Fast ganz dem Osterfeste eigen ist der „Schlag mit der Lebensruthe“, die Weihung von Menschen und Thieren durch Ruthenstreiche. Es findet sich allerdings bereits verstreut am Fastnachtstage und am Palmsonntage, wo sich zum Theil Umzüge damit verknüpfen, und auch das Ascheabkehren am Aschermittwoch ist ein Rest davon. Wie man am Palmsonntag die Felder durch Einstecken von Ruthen weiht, so schützt man Menschen und Hausthiere durch Streiche damit vor Krankheit und Unfall. In Masuren gilt es als eine besondere Aufmerksamkeit, wenn ein junger Mann ein Mädchen am Ostersonntag mit der Gerte streicht. Am Montag darf das schöne Geschlecht dann Vergeltung üben. Im böhmischen Oberlande ziehen ganze Scharen von Knaben am Ostertage bei Pathen, Vettern und etwaigen reichen Leuten umher, treten mit Ruthen bewaffnet vor die Stubenthür und rufen:
„Rothe Eier heraus,
Oder ich peitsche die Madeln aus!“
Erhalten sie dann keine Eier, so führen sie ihre Drohung aus und suchen ihre Opfer in der Küche auf.

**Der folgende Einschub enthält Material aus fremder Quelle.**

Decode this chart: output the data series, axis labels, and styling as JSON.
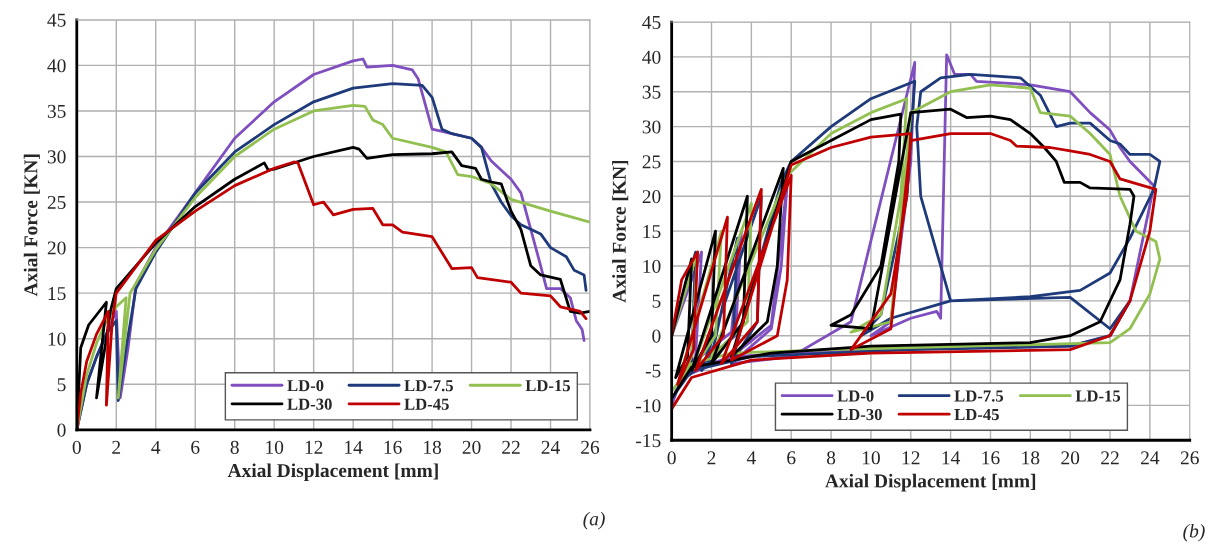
{
  "chart_data": [
    {
      "type": "line",
      "xlabel": "Axial Displacement [mm]",
      "ylabel": "Axial Force [KN]",
      "xlim": [
        0,
        26
      ],
      "ylim": [
        0,
        45
      ],
      "xticks": [
        0,
        2,
        4,
        6,
        8,
        10,
        12,
        14,
        16,
        18,
        20,
        22,
        24,
        26
      ],
      "yticks": [
        0,
        5,
        10,
        15,
        20,
        25,
        30,
        35,
        40,
        45
      ],
      "grid": true,
      "legend": "bottom right",
      "annotations": [
        "(a)"
      ],
      "series": [
        {
          "name": "LD-0",
          "color": "#7f4fbf",
          "x": [
            0,
            0.5,
            1,
            1.5,
            2,
            2.2,
            2.6,
            3,
            4,
            6,
            8,
            10,
            12,
            14,
            14.5,
            14.7,
            16,
            17,
            17.3,
            18,
            19,
            20,
            20.5,
            21,
            22,
            22.5,
            23,
            23.5,
            23.8,
            24.5,
            25,
            25.3,
            25.6,
            25.7
          ],
          "values": [
            0,
            5,
            8,
            10.5,
            13,
            3.5,
            9,
            16,
            20,
            26,
            32,
            36,
            39,
            40.5,
            40.7,
            39.8,
            40,
            39.5,
            38.5,
            33,
            32.5,
            32,
            31,
            29.5,
            27.5,
            26,
            22,
            18,
            15.5,
            15.5,
            14.5,
            12,
            11,
            9.8
          ]
        },
        {
          "name": "LD-7.5",
          "color": "#1f3a7a",
          "x": [
            0,
            0.5,
            1,
            1.5,
            2,
            2.1,
            2.5,
            3,
            4,
            6,
            8,
            10,
            12,
            14,
            16,
            17.5,
            18,
            18.5,
            19,
            20,
            20.5,
            21,
            21.5,
            22,
            22.5,
            23,
            23.5,
            24,
            24.8,
            25.2,
            25.7,
            25.8
          ],
          "values": [
            0,
            5,
            8,
            10.5,
            12,
            3.2,
            9,
            15.5,
            19.5,
            26,
            30.5,
            33.5,
            36,
            37.5,
            38,
            37.8,
            36.5,
            33,
            32.5,
            32,
            31,
            27,
            25,
            23.5,
            22.5,
            22,
            21.5,
            20,
            19,
            17.5,
            17,
            15.3
          ]
        },
        {
          "name": "LD-15",
          "color": "#92c050",
          "x": [
            0,
            0.5,
            1,
            1.5,
            2,
            2.5,
            2.1,
            2.7,
            4,
            6,
            8,
            10,
            12,
            14,
            14.6,
            15,
            15.5,
            16,
            18,
            18.7,
            19.3,
            20,
            21,
            22,
            24,
            26
          ],
          "values": [
            0,
            6,
            9.5,
            12,
            13.5,
            14.5,
            3.5,
            15,
            19.8,
            25.5,
            30,
            33,
            35,
            35.6,
            35.5,
            34,
            33.5,
            32,
            31,
            30.5,
            28,
            27.8,
            27,
            25.3,
            24,
            22.8
          ]
        },
        {
          "name": "LD-30",
          "color": "#000000",
          "x": [
            0,
            0.2,
            0.6,
            1.5,
            1,
            1.5,
            1.7,
            2,
            4,
            6,
            8,
            9.5,
            9.7,
            10,
            12,
            14,
            14.3,
            14.7,
            16,
            18,
            19,
            19.5,
            20.2,
            20.5,
            21,
            21.5,
            22,
            22.5,
            23,
            23.5,
            24.5,
            25,
            25.5,
            26
          ],
          "values": [
            0,
            9,
            11.5,
            14,
            3.5,
            10,
            13,
            15.5,
            20.5,
            24.5,
            27.5,
            29.3,
            28.5,
            28.6,
            30,
            31,
            30.8,
            29.8,
            30.2,
            30.3,
            30.5,
            29,
            28.7,
            27.5,
            27.2,
            27,
            24,
            22,
            18,
            17,
            16.5,
            13,
            12.8,
            13
          ]
        },
        {
          "name": "LD-45",
          "color": "#c00000",
          "x": [
            0,
            0.2,
            0.5,
            1,
            1.6,
            1.5,
            1.8,
            2,
            4,
            6,
            8,
            10,
            11,
            11.2,
            12,
            12.5,
            13,
            14,
            15,
            15.5,
            16,
            16.5,
            18,
            19,
            20,
            20.3,
            22,
            22.5,
            24,
            24.5,
            25.5,
            25.8
          ],
          "values": [
            0,
            4,
            7.5,
            10.5,
            13,
            2.7,
            12,
            15,
            20.8,
            24,
            26.8,
            28.7,
            29.4,
            29.3,
            24.7,
            25,
            23.6,
            24.2,
            24.3,
            22.5,
            22.5,
            21.7,
            21.2,
            17.7,
            17.8,
            16.7,
            16.2,
            15,
            14.7,
            13.5,
            13,
            12.2
          ]
        }
      ]
    },
    {
      "type": "line",
      "xlabel": "Axial Displacement [mm]",
      "ylabel": "Axial Force [KN]",
      "xlim": [
        0,
        26
      ],
      "ylim": [
        -15,
        45
      ],
      "xticks": [
        0,
        2,
        4,
        6,
        8,
        10,
        12,
        14,
        16,
        18,
        20,
        22,
        24,
        26
      ],
      "yticks": [
        -15,
        -10,
        -5,
        0,
        5,
        10,
        15,
        20,
        25,
        30,
        35,
        40,
        45
      ],
      "grid": true,
      "legend": "bottom",
      "annotations": [
        "(b)"
      ],
      "series": [
        {
          "name": "LD-0",
          "color": "#7f4fbf",
          "x": [
            0,
            1.5,
            1.2,
            0.2,
            1,
            3,
            3.5,
            3.2,
            1,
            3,
            5,
            5.8,
            5.5,
            5,
            3,
            6,
            9,
            12.2,
            12,
            11,
            10,
            12,
            13.3,
            13.5,
            13.8,
            14.2,
            15,
            15.3,
            18,
            20,
            21,
            22,
            22.5,
            23,
            24.2,
            23,
            22,
            20,
            10,
            3,
            0.5,
            0
          ],
          "values": [
            0,
            12,
            -3,
            -8,
            -4,
            0.5,
            15,
            0,
            -5,
            -3,
            1.5,
            22,
            10,
            1,
            -4,
            -3,
            2,
            39.2,
            25,
            2,
            0,
            2.5,
            3.5,
            2.5,
            40.3,
            37.5,
            37.5,
            36.5,
            36,
            35,
            32,
            29.5,
            27,
            25,
            21.5,
            5,
            0,
            -1.5,
            -2,
            -3,
            -6,
            -10
          ]
        },
        {
          "name": "LD-7.5",
          "color": "#1f3a7a",
          "x": [
            0,
            1.2,
            1,
            0.3,
            2,
            3.3,
            3.1,
            1.5,
            4.5,
            4.3,
            3,
            5.5,
            6,
            8,
            10,
            12.2,
            11.8,
            10.5,
            9.5,
            11,
            14,
            18,
            20.5,
            22,
            23,
            24.2,
            24.5,
            24,
            23,
            22.5,
            22,
            21,
            20,
            19.3,
            18.5,
            17.5,
            15,
            13.5,
            12.5,
            12.3,
            12.5,
            14,
            20,
            22,
            23,
            22,
            20,
            12,
            4,
            1,
            0
          ],
          "values": [
            0,
            12,
            -4,
            -7,
            -3,
            14,
            0,
            -5,
            20,
            2,
            -4,
            22,
            25,
            30,
            34,
            36.5,
            20,
            3,
            0,
            2.5,
            5,
            5.6,
            6.5,
            9,
            14,
            21,
            25,
            26,
            26,
            27.5,
            28,
            30.5,
            30.5,
            30,
            34.5,
            37,
            37.5,
            37,
            35,
            30,
            20,
            5,
            5.5,
            1,
            5,
            0,
            -1.5,
            -2,
            -3,
            -5,
            -9
          ]
        },
        {
          "name": "LD-15",
          "color": "#92c050",
          "x": [
            0,
            1.3,
            1,
            0.3,
            2.5,
            2.2,
            1,
            4,
            3.8,
            2,
            5.8,
            8,
            10,
            11.8,
            11.5,
            10.5,
            9,
            11,
            12,
            14,
            16,
            18,
            18.5,
            20,
            21,
            22,
            22.5,
            23.3,
            24.3,
            24.5,
            24,
            23,
            22,
            15,
            8,
            3,
            1,
            0
          ],
          "values": [
            0,
            12,
            -3,
            -7,
            15,
            0,
            -5,
            19,
            2,
            -3,
            23,
            29,
            32,
            34,
            20,
            3,
            0.5,
            2,
            32,
            35,
            36,
            35.5,
            32,
            31.5,
            29,
            26,
            20,
            15,
            13.5,
            11,
            6,
            1,
            -1,
            -1.5,
            -2,
            -2.5,
            -4,
            -8
          ]
        },
        {
          "name": "LD-30",
          "color": "#000000",
          "x": [
            0,
            1,
            0.8,
            0.2,
            2.2,
            2,
            1,
            3.8,
            3.6,
            2,
            5.6,
            5.3,
            4.8,
            3,
            6,
            8,
            10,
            11.5,
            11.4,
            10.5,
            9,
            8,
            10,
            12,
            14,
            14.8,
            16,
            17,
            18,
            18.7,
            19.3,
            19.7,
            20.5,
            21,
            23,
            23.2,
            23,
            22.5,
            21.5,
            20,
            18,
            10,
            5,
            1,
            0
          ],
          "values": [
            0,
            11,
            -3,
            -6,
            15,
            0,
            -5,
            20,
            2,
            -4,
            24,
            10,
            2,
            -3,
            25,
            28,
            31,
            31.8,
            25,
            10,
            3,
            1.5,
            1,
            32,
            32.5,
            31.3,
            31.5,
            31,
            29,
            27,
            25,
            22,
            22,
            21.2,
            21,
            20,
            16,
            8,
            2,
            0,
            -1,
            -1.5,
            -2.5,
            -4.5,
            -9
          ]
        },
        {
          "name": "LD-45",
          "color": "#c00000",
          "x": [
            0,
            0.5,
            1.3,
            1.1,
            0.3,
            2.8,
            2.6,
            1.2,
            4.5,
            4.3,
            2.5,
            6,
            5.8,
            5.3,
            3,
            6,
            8,
            10,
            12,
            11.8,
            11,
            10,
            9,
            11,
            12,
            13,
            14,
            16,
            17,
            17.3,
            19,
            20,
            21,
            22,
            22.5,
            24.3,
            24,
            23,
            22,
            20,
            10,
            4,
            1,
            0
          ],
          "values": [
            0,
            8,
            12,
            -2,
            -7,
            17,
            0,
            -5,
            21,
            2,
            -4,
            23,
            8,
            0,
            -3.5,
            24.5,
            27,
            28.5,
            29,
            20,
            6,
            2,
            -2,
            1,
            28,
            28.5,
            29,
            29,
            28,
            27.2,
            27,
            26.5,
            26,
            25,
            22.5,
            21,
            15,
            5,
            0,
            -2,
            -2.5,
            -3.5,
            -6,
            -10.5
          ]
        }
      ]
    }
  ]
}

Hier treten die Eier uns als ein Lösegeld entgegen, das man zahlt, um nicht geschlagen zu werden. Ursprünglich sind sie der Dank für die Schläge und die damit verbundene Segnung. Dies ist noch deutlich aus der Form ersichtlich, in welcher die Umgegend von Prag diesen Brauch kennt. Hier ziehen am Ostermontage Spielleute auf den Dörfern herum. Ihnen folgen ganze Scharen Burschen, Maien in der Hand, und schlagen sich gegenseitig mit den Worten: „Da hast Du Glück“. Vergißt es einer, so bittet ihn der andere darum, indem er sagt: „Gieb mir Glück“, und jener antwortet dann, ihn nachträglich schlagend: „Da hast Du’s.“ In einem schlesischen Reime findet es sich noch ganz deutlich ausgesprochen, daß das Schlagen die Krankheitsgeister, denen der Volksglaube die Gestalt von Fliegen oder Käfern beimißt, austreiben soll:
„Heut ist Ostern,
Da geht man schmeckostern.
Um den Rücken, um den Rand,
Da kommen die Fliegen rausgerannt,
Wenn sie nicht werden weichen,
Werden wir sie runter streichen.“
Zu Ostern sind Büsche und Wälder meist noch kahl. Aber bald kommen die jungen Triebe hervor, und wenn der erste Mai kommt und mit ihm das Frühlingsfest des Walpurgistages, da hat die Natur bereits begonnen, ihr Sommerkleid anzuziehen, und zum letzten der Frühlingsfesttage, zu Pfingsten, da steht Baum und Strauch im Blätter- und Blüthenschmucke. Und den beiden letzten Frühlingsfesten ist es gemeinsam, Häuser, Gärten, Eingänge und selbst ganze Wege mit frischen Maien zu schmücken. Bald finden sie sich mehr vor dem Amtsgebäude des Ortes, bald stellt sie jeder vor der eigenen Heimstatt auf, und bald pflanzen sie vermummte Gestalten bei Nacht und Nebel dem schönsten Mädchen des Dorfes oder der einzelne Bursche zu gleicher Stunde seiner Geliebten vor die Thür. So dienen sie als Zeichen der Verehrung, als Willkomm und als Gruß der Liebe. Anderorts ist es wieder ein Baum, dem sich die Aufmerksamkeit aller zuwendet, die Dorflinde, unter deren breitem Blätterdache Spiel und Tanz stattfindet, die einst geradezu als das Heiligthum des Ortes galt und noch heute häufig am Maitage wie zu Pfingsten mit bunten Bändern und Blumengewinden geschmückt wird. Aber wie die Festbräuche des Maitages und der Pfingstfeier auch wechseln mögen: immer steht in ihrem Mittelpunkte ein Stück alten Baumdienstes der Germanen.